A 2017 Health Affairs study uncovered that Maryland’s all-payer global capitation model reduced Medicare hospital costs by $429 million. Maryland hospitals also reduced potentially preventable complications by 48 percent and improved the all-cause readmission rate by 57 percent after implementing the payment model. The provision of unknown services is routinely “carved out” by healthcare professionals. Public health care providers, who typically specialize in specialized treatment, are likewise protected by these services. The doctor agrees to give each member all necessary medical treatment in exchange for a capitation fee. The payment is still made even if a member doesn’t need the provider’s services throughout the allotted period.

Services that make up secondary care include radiology, diagnostic imaging, physical therapy, and other services that are not provided by a PCP. Several healthcare organizations and governments enter into capitation decisions with medical providers. In accordance with this system, the medical practice gets paid a predetermined sum each month for each registered member, known as the capitation payment. Capitation in medical billing describes a set payment made to a doctor by the government or a health plan. No matter how frequently the member visits the provider during the year, the payment amount is fixed. These funds can be used to pay for specialists and to help cover any deficits.

It’s important to note that the calculation methods can vary between different managed care organizations and across different regions or countries. Healthcare providers and managed care organizations often collaborate closely to determine the most appropriate and fair method for calculating capitation payments. With capitations that encourage preventative care, the provider is rewarded for providing preventive health care services. This incentivizes the doctor or provider to help avoid expensive medical services. Often, payers establish risk pools made up of a percentage of the capitation payment that is withheld from physicians until the end of the year.

Health insurance companies use capitation payments to control health care costs. Capitation payments control the use of healthcare resources by putting the physician at financial risk for patient services. Earlier during the COVID-19 pandemic, some primary care practices had challenges keeping their doors open. By participating in CMS Innovation Center models that provided pre-payments, health care practices received more stable funding, which helped them keep doors open and continue serving patients. Understanding capitation payments allows us to appreciate the complexities of healthcare finance and how payment models shape the delivery of care. As the healthcare industry continues to evolve, it is crucial for both providers and patients to be aware of these financial mechanisms that underpin our healthcare systems.
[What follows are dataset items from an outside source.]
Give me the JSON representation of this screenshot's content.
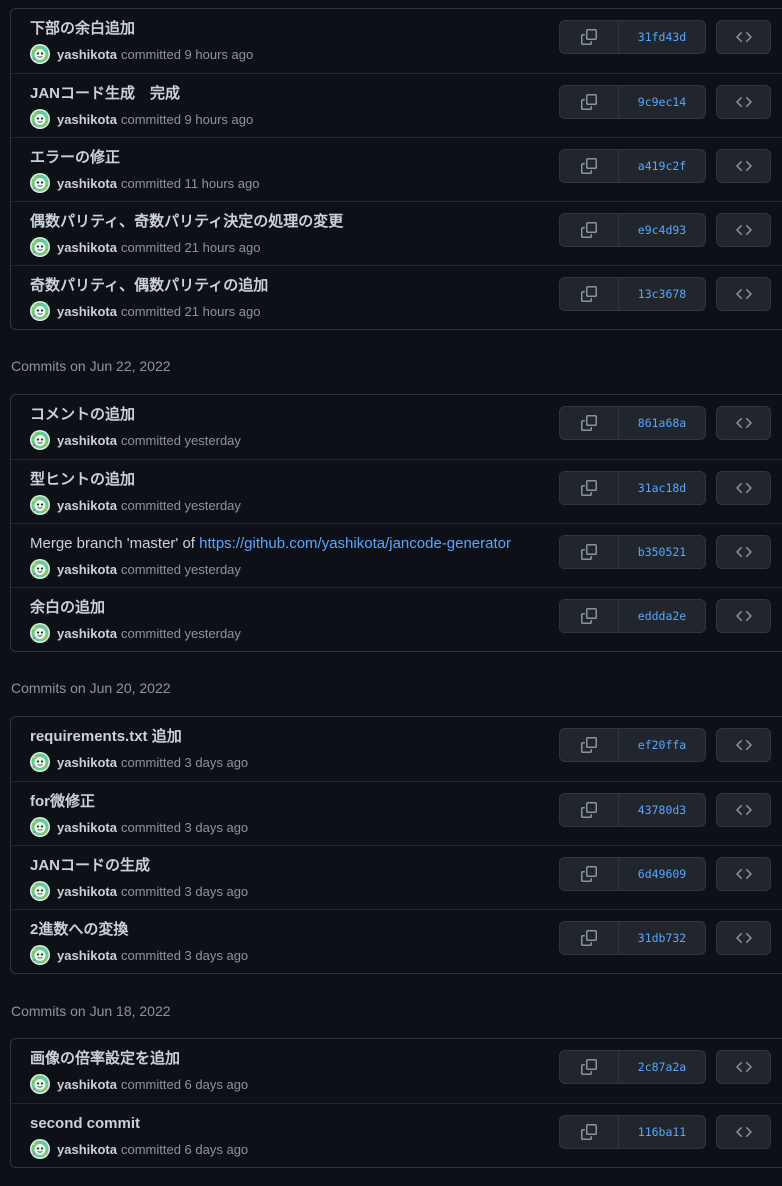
{
  "groups": [
    {
      "header": "",
      "commits": [
        {
          "title": "下部の余白追加",
          "author": "yashikota",
          "time": "committed 9 hours ago",
          "sha": "31fd43d"
        },
        {
          "title": "JANコード生成　完成",
          "author": "yashikota",
          "time": "committed 9 hours ago",
          "sha": "9c9ec14"
        },
        {
          "title": "エラーの修正",
          "author": "yashikota",
          "time": "committed 11 hours ago",
          "sha": "a419c2f"
        },
        {
          "title": "偶数パリティ、奇数パリティ決定の処理の変更",
          "author": "yashikota",
          "time": "committed 21 hours ago",
          "sha": "e9c4d93"
        },
        {
          "title": "奇数パリティ、偶数パリティの追加",
          "author": "yashikota",
          "time": "committed 21 hours ago",
          "sha": "13c3678"
        }
      ]
    },
    {
      "header": "Commits on Jun 22, 2022",
      "commits": [
        {
          "title": "コメントの追加",
          "author": "yashikota",
          "time": "committed yesterday",
          "sha": "861a68a"
        },
        {
          "title": "型ヒントの追加",
          "author": "yashikota",
          "time": "committed yesterday",
          "sha": "31ac18d"
        },
        {
          "title": "Merge branch 'master' of ",
          "link": "https://github.com/yashikota/jancode-generator",
          "author": "yashikota",
          "time": "committed yesterday",
          "sha": "b350521"
        },
        {
          "title": "余白の追加",
          "author": "yashikota",
          "time": "committed yesterday",
          "sha": "eddda2e"
        }
      ]
    },
    {
      "header": "Commits on Jun 20, 2022",
      "commits": [
        {
          "title": "requirements.txt 追加",
          "author": "yashikota",
          "time": "committed 3 days ago",
          "sha": "ef20ffa"
        },
        {
          "title": "for微修正",
          "author": "yashikota",
          "time": "committed 3 days ago",
          "sha": "43780d3"
        },
        {
          "title": "JANコードの生成",
          "author": "yashikota",
          "time": "committed 3 days ago",
          "sha": "6d49609"
        },
        {
          "title": "2進数への変換",
          "author": "yashikota",
          "time": "committed 3 days ago",
          "sha": "31db732"
        }
      ]
    },
    {
      "header": "Commits on Jun 18, 2022",
      "commits": [
        {
          "title": "画像の倍率設定を追加",
          "author": "yashikota",
          "time": "committed 6 days ago",
          "sha": "2c87a2a"
        },
        {
          "title": "second commit",
          "author": "yashikota",
          "time": "committed 6 days ago",
          "sha": "116ba11"
        }
      ]
    }
  ],
  "icons": {
    "copy": "copy-icon",
    "browse": "code-icon"
  },
  "colors": {
    "background": "#0d1117",
    "border": "#30363d",
    "link": "#58a6ff",
    "muted": "#8b949e",
    "text": "#c9d1d9"
  }
}
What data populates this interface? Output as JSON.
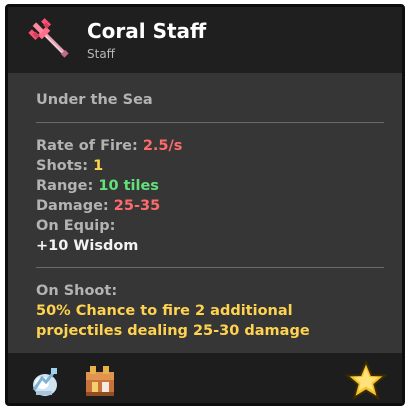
{
  "item": {
    "name": "Coral Staff",
    "type": "Staff",
    "description": "Under the Sea",
    "icon": "coral-staff-icon"
  },
  "stats": {
    "rate_of_fire_label": "Rate of Fire:",
    "rate_of_fire_value": "2.5/s",
    "shots_label": "Shots:",
    "shots_value": "1",
    "range_label": "Range:",
    "range_value": "10 tiles",
    "damage_label": "Damage:",
    "damage_value": "25-35",
    "on_equip_label": "On Equip:",
    "on_equip_value": "+10 Wisdom"
  },
  "on_shoot": {
    "label": "On Shoot:",
    "line1": "50% Chance to fire 2 additional",
    "line2": "projectiles dealing 25-30 damage"
  },
  "footer_icons": [
    "soulbound-icon",
    "backpack-icon",
    "favorite-star-icon"
  ],
  "colors": {
    "red_value": "#ff6b6b",
    "yellow_value": "#ffd34f",
    "green_value": "#63e07a",
    "card_bg": "#363636",
    "header_bg": "#1f1f1f"
  }
}
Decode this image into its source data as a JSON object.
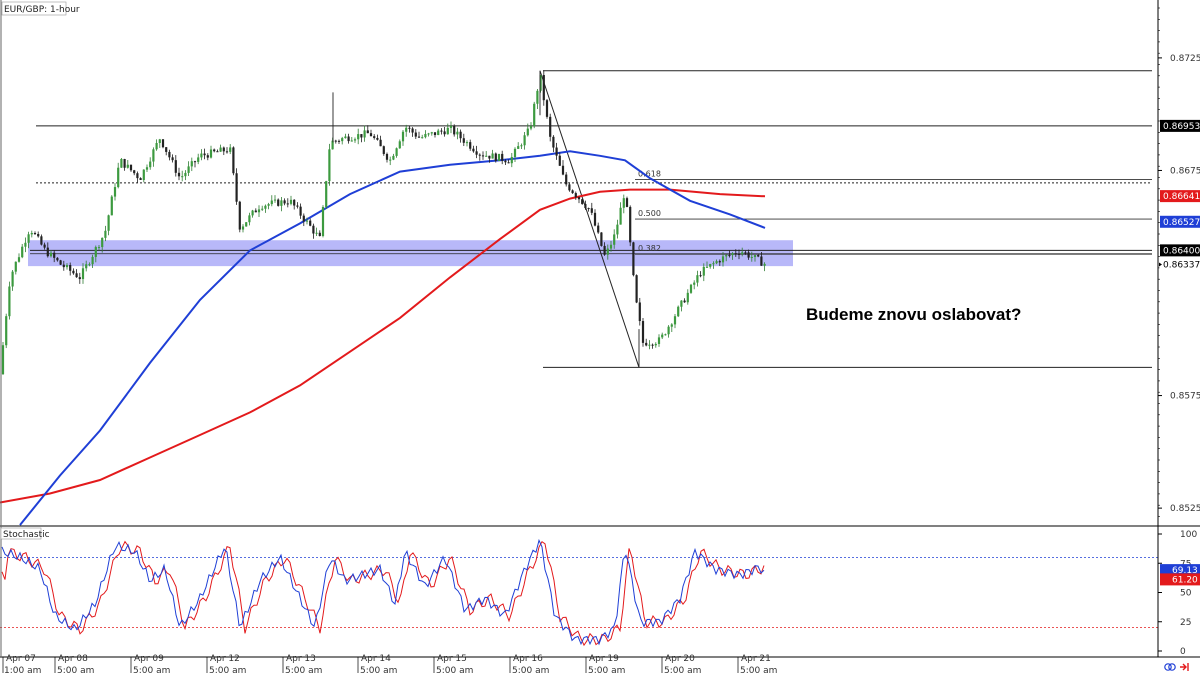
{
  "chart_data": {
    "type": "candlestick",
    "title": "EUR/GBP: 1-hour",
    "annotation": "Budeme znovu oslabovat?",
    "price_axis": {
      "ylim": [
        0.8518,
        0.8749
      ],
      "ticks": [
        "0.87255",
        "0.86755",
        "0.85755",
        "0.85255"
      ],
      "tick_values": [
        0.87255,
        0.86755,
        0.85755,
        0.85255
      ]
    },
    "price_labels": [
      {
        "text": "0.86953",
        "value": 0.86953,
        "color": "#000000"
      },
      {
        "text": "0.86641",
        "value": 0.86641,
        "color": "#e31a1c"
      },
      {
        "text": "0.86527",
        "value": 0.86527,
        "color": "#1f3fd6"
      },
      {
        "text": "0.86400",
        "value": 0.864,
        "color": "#000000"
      },
      {
        "text": "0.86337",
        "value": 0.86337,
        "color": "#ffffff"
      }
    ],
    "horizontal_lines": [
      {
        "value": 0.87198,
        "style": "solid"
      },
      {
        "value": 0.86953,
        "style": "solid"
      },
      {
        "value": 0.867,
        "style": "dotted"
      },
      {
        "value": 0.864,
        "style": "solid"
      },
      {
        "value": 0.8588,
        "style": "solid"
      }
    ],
    "support_zone": {
      "from": 0.8633,
      "to": 0.86445,
      "color": "#8c8cf5"
    },
    "fibonacci": {
      "high": 0.87198,
      "low": 0.8588,
      "levels": [
        {
          "label": "0.618",
          "value": 0.86715
        },
        {
          "label": "0.500",
          "value": 0.86539
        },
        {
          "label": "0.382",
          "value": 0.86383
        }
      ]
    },
    "x_labels": [
      "Apr 07",
      "1:00 am",
      "5:00 am",
      "Apr 08",
      "5:00 am",
      "Apr 09",
      "5:00 am",
      "Apr 12",
      "5:00 am",
      "Apr 13",
      "5:00 am",
      "Apr 14",
      "5:00 am",
      "Apr 15",
      "5:00 am",
      "Apr 16",
      "5:00 am",
      "Apr 19",
      "5:00 am",
      "Apr 20",
      "5:00 am",
      "Apr 21",
      "5:00 am"
    ],
    "ma_blue_color": "#1f3fd6",
    "ma_red_color": "#e31a1c",
    "stochastic": {
      "title": "Stochastic",
      "ticks": [
        "100",
        "75",
        "50",
        "25",
        "0"
      ],
      "tick_values": [
        100,
        75,
        50,
        25,
        0
      ],
      "overbought": 80,
      "oversold": 20,
      "values": [
        {
          "text": "69.13",
          "value": 69.13,
          "color": "#1f3fd6"
        },
        {
          "text": "61.20",
          "value": 61.2,
          "color": "#e31a1c"
        }
      ]
    }
  }
}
Another example is Medicare Advantage (MA) plans, where private insurance companies receive capitated payments from the Centers for Medicare and Medicaid Services (CMS) to provide Medicare benefits to enrolled beneficiaries. Additionally, some primary care practices may participate in capitation arrangements with commercial insurers or employer-sponsored health plans. Capitation in healthcare refers to a payment model where healthcare providers receive a fixed amount of compensation per enrolled patient over a specific period, typically on a monthly or yearly basis. Under this capitated model in healthcare, providers are responsible for delivering all necessary medical services to patients within their assigned population, regardless of the actual number or complexity of services rendered.

The earliest forms of capitation were used in the 19th century by industrial employers who paid physicians a set salary to care for their employees. Capitation is a type of healthcare payment system in which a physician or hospital is paid a fixed amount per patient for a prescribed period by an insurer or physician association. The cost is based on the expected healthcare utilization costs for a group of patients for that year.